Adopting a Senior Rescue Dog
Our experience adopting a senior rescue dog began with high decibel howls and high stress, but these quickly gave way to all-day lounging, sun-beam hunting, and soft snores.
Sunday (fka Cinnamon) is an 11 year old pit-mix who we adopted in April, only a few days after we moved our family of four (2 humans, 2 dogs) from a 1-bedroom apartment into a larger home. We'd completed our application to adopt during our house-hunt, and kept an eye out specifically for senior dogs, something we both felt strongly about.
Sunday caught our attention with her sweet, sad eyes, and once we saw how much her foster mom emphasized her relaxed demeanor, we hoped that she might be a good fit for our family and could put up with our two lively boy pups who wrestle each other at least once a day. We reached out to Muddy Paws about her, and worked out a foster-to-adopt arrangement since we wouldn't be able to have an in person meet and greet due to the pandemic. After a virtual meeting with her foster mom, we made plans to pick her up. She cried the whole way home from the Bronx to Queens, understandably overwhelmed by being taken by two strangers, and was very anxious for the first 36 hours of her stay with us. Honestly, we felt overwhelmed during those first days as well. The reality of a third dog, the fact that she was almost inconsolably stressed to be in a foreign environment, and the uncertainty of whether our much smaller resident dogs would be able to accept her really had us feeling like unprepared new parents despite all of the training, videos, and articles we'd consulted ahead of time.
The training and research did come in very handy though. To introduce her to our resident dogs, we took them on many walks, logging about 4 miles a day for the first several days. It was distinctly noticeable that the pack was feeling more and more at ease together on every single outing, and so we anchored our days around them. With a routine of meals, walks, treats, and lots of soothing tones when talking to her, Sunday started to get more comfortable. Just a day and a half after picking her up, she found herself a spot in the sun, curled up in a too-small bed, and promptly dozed off and began snoring, letting her guard down for the first time around us. At that moment, we knew that she just wanted to be home so badly, and we knew she was here to stay. We only wondered how long it would take her to know it too.

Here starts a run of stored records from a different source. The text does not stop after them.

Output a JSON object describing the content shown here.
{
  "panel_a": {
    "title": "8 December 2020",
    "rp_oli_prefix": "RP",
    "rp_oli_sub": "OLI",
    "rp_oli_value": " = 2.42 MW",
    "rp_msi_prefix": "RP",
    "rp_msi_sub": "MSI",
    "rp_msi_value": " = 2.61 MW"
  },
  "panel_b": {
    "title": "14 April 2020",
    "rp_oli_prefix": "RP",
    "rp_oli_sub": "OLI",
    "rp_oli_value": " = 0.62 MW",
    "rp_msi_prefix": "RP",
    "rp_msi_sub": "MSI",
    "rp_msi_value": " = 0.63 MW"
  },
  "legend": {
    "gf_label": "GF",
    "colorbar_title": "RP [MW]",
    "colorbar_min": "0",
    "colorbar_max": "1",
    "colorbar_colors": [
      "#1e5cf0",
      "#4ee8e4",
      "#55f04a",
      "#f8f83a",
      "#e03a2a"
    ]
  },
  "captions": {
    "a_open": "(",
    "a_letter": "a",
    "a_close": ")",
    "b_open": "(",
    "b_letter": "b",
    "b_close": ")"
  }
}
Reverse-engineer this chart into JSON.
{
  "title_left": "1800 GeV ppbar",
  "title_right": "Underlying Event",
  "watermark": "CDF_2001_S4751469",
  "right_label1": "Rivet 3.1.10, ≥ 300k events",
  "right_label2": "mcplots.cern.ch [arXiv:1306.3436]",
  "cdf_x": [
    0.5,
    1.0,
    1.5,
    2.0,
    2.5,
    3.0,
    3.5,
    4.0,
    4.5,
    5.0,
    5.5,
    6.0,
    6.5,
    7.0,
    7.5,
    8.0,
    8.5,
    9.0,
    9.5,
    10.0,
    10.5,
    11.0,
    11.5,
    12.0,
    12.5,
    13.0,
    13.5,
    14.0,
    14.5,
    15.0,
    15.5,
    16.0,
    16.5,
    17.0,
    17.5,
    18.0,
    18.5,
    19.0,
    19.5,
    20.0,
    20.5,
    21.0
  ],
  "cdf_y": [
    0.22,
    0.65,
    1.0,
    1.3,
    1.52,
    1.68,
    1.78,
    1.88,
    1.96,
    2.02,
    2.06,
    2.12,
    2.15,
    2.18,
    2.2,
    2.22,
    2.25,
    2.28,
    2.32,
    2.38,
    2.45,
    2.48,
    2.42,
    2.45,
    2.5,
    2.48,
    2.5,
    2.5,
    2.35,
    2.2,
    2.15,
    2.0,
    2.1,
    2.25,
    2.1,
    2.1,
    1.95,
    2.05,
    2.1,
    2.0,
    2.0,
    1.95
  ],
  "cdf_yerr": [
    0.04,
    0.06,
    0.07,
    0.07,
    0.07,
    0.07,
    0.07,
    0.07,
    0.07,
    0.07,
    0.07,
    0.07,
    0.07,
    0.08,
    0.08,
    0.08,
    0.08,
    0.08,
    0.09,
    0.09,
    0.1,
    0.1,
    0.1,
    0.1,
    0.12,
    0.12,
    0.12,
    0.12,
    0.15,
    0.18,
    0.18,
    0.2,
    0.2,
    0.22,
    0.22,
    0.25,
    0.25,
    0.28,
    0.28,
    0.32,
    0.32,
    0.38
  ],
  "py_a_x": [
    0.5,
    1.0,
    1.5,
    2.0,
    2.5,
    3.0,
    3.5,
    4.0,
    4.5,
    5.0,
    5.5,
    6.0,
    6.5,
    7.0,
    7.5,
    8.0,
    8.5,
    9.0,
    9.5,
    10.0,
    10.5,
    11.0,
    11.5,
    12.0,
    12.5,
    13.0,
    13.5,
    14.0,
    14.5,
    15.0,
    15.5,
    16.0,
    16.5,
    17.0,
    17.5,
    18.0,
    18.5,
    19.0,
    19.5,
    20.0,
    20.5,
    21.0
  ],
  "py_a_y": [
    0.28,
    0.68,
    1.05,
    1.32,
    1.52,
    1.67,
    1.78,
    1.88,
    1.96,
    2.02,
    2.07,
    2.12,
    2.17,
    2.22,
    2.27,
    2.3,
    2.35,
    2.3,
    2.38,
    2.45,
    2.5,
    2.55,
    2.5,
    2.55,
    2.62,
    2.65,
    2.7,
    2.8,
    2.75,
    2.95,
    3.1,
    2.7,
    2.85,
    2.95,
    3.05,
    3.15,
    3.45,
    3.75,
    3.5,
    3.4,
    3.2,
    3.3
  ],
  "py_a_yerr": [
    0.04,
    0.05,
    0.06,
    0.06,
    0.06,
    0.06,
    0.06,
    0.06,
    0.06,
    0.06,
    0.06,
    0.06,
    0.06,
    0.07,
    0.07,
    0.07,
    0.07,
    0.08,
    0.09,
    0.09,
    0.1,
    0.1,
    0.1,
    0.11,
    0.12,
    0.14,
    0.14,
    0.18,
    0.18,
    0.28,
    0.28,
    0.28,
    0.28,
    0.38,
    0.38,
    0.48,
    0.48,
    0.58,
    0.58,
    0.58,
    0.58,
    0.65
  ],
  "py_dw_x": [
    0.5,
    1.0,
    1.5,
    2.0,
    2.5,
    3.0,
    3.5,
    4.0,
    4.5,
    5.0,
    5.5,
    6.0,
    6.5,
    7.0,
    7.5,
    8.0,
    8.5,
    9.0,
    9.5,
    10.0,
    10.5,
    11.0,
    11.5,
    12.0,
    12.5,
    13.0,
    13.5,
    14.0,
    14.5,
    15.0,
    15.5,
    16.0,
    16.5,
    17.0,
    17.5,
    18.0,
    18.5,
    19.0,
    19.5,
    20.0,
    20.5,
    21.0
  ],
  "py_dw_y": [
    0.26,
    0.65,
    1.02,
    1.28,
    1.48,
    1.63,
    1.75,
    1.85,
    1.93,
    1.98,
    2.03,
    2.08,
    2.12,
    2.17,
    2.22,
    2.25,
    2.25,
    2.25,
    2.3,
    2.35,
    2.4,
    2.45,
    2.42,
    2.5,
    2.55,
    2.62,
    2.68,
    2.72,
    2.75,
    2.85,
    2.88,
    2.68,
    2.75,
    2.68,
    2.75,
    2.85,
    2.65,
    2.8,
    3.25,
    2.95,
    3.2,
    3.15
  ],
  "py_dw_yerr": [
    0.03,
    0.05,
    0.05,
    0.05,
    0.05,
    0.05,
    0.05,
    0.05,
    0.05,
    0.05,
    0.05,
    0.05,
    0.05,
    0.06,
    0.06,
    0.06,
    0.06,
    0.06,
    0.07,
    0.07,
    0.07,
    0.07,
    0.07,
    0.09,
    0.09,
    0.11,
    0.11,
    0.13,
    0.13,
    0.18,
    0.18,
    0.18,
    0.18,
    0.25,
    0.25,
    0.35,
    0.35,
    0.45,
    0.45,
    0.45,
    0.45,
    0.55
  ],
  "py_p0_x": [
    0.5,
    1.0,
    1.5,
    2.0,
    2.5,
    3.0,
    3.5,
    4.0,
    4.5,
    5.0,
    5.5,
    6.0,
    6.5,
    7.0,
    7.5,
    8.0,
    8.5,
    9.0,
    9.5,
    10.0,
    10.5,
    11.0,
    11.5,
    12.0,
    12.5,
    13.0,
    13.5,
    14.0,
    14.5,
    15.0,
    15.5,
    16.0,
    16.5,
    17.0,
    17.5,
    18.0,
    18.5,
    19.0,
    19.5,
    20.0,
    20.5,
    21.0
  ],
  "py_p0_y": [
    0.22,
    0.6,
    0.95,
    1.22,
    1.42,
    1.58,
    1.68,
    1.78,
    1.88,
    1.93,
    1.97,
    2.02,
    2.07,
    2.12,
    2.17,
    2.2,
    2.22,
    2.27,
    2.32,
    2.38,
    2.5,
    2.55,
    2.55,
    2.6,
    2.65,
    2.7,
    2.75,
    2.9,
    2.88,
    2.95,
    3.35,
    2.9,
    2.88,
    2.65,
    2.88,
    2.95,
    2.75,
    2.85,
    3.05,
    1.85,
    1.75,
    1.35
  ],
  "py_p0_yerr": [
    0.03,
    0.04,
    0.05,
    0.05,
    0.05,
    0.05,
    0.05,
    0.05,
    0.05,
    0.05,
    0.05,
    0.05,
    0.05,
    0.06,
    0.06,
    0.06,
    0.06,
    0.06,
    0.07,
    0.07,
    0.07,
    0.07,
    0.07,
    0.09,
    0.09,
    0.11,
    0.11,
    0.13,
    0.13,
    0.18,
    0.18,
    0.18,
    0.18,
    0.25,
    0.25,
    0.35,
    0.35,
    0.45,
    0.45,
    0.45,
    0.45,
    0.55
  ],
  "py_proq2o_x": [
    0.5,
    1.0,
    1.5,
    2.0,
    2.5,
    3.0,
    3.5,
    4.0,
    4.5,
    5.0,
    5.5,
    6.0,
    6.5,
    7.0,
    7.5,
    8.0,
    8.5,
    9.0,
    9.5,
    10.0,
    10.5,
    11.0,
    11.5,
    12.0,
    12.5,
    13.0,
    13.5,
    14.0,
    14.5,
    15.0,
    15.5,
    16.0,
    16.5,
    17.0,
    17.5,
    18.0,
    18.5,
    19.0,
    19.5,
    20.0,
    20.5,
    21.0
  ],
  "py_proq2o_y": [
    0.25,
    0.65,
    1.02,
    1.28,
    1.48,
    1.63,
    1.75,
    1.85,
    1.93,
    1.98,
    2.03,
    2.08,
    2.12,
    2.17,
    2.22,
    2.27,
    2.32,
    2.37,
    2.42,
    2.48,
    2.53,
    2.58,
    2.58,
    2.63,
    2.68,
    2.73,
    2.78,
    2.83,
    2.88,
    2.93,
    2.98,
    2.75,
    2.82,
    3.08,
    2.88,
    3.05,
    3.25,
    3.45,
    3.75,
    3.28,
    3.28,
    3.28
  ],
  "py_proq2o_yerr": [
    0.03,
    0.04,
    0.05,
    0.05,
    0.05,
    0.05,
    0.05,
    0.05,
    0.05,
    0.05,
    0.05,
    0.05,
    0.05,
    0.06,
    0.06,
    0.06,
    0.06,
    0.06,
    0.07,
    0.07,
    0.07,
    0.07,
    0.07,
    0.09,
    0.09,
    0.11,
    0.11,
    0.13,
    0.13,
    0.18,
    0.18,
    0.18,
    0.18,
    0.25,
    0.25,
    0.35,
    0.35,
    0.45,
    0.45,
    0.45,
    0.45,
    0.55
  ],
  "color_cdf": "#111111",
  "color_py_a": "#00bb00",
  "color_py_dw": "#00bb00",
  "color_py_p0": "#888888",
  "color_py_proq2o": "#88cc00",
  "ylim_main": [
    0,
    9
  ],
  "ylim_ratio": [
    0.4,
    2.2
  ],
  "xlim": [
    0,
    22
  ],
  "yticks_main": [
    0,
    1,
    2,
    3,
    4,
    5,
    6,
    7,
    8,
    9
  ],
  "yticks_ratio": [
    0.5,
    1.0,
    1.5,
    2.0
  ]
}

8 months later, we can confirm that Sunday is indeed the most chill dog ever, especially when she's home in her comfort zone, where she naps about 90% of the day. When the weather was warm, she enjoyed off-leash time in our backyard every day, rolling around on the grass and playing tag with her brothers. She can absolutely keep up with them and they love being around her. It's still the cutest thing to watch them play, or to find one of them spontaneously cuddling her. She is incredibly patient with other dogs - never ever reactive when barked at on the street. She's decidedly less so when one of us is eating fruit, and uses little seal honks and pig oinks to ask for some until we remind her not to beg.
We love our golden girl so much, and are so happy that she is a part of our family. Her anxiety in new situations is something that we now know how to handle, and is only a minuscule part of her hugely gentle and loving personality. Those first days with a new dog are not indicative of who that dog really is, and even though Sunday got relatively more comfortable within only a few days, it probably took a few months for her to feel secure that she was truly home. Those signs of settling in are so rewarding, from the first time they fall asleep with their head in your lap to the one walk where you realize they know their way back home. She starts each night in one of her beds in the living room, and by morning she's made her way into her crate in our bedroom, and so we wake up to her soft snores every day: a familiar, happy, and loved sound.